A l’échelle internationale, il serait nécessaire qu’une rencontre annuelle fasse le point sur les tendances du marché et les moyens d’anticiper les déséquilibres. Car il n’est réaliste à long terme de compter sur le marché international des matières premières agricoles que si disparaissent les pratiques de dumping écologique (destruction des forêts tropicales pour exploiter la fertilité momentanée des sols), économique (subventions abusives), monétaire (monnaie sous évaluée) et social (salariés mal payés).
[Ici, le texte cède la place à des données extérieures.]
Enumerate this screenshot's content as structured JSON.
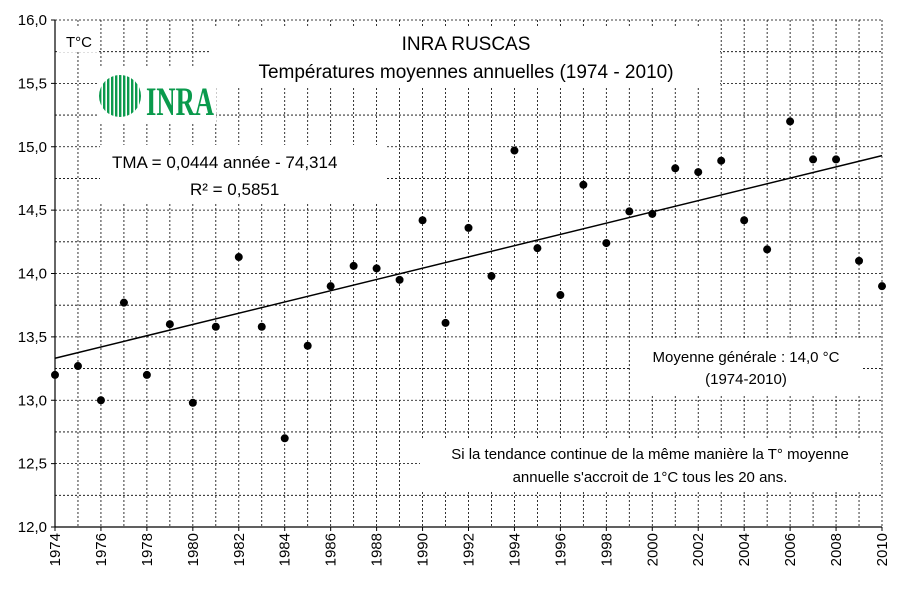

Même cela suffirait-il ? Il faut sans doute aussi persuader les consommateurs les plus aisés de réduire leur consommation de viandes : celles-ci ont une forte empreinte écologique, risquant d’induire des raretés alimentaires potentielles, et exposent souvent les consommateurs aux maladies cardiovasculaires et à l’obésité.
Ainsi n’est-il pas déraisonnable de penser que la crise alimentaire de 2007-2008 soit un signal fort pour l’avenir. Ce signal pourrait annoncer que l’ère de la baisse historique tendancielle des coûts de l’alimentation est derrière nous, et qu’il faut prendre au sérieux le défi planétaire de la très grande complexité qu’il y aura à nourrir 9 milliards de personnes en 2050. Et qu’il n’est pas réaliste de laisser au seul marché le soin d’y répondre.
1 / France 2025, prospective du Centre d’Analyse stratégique.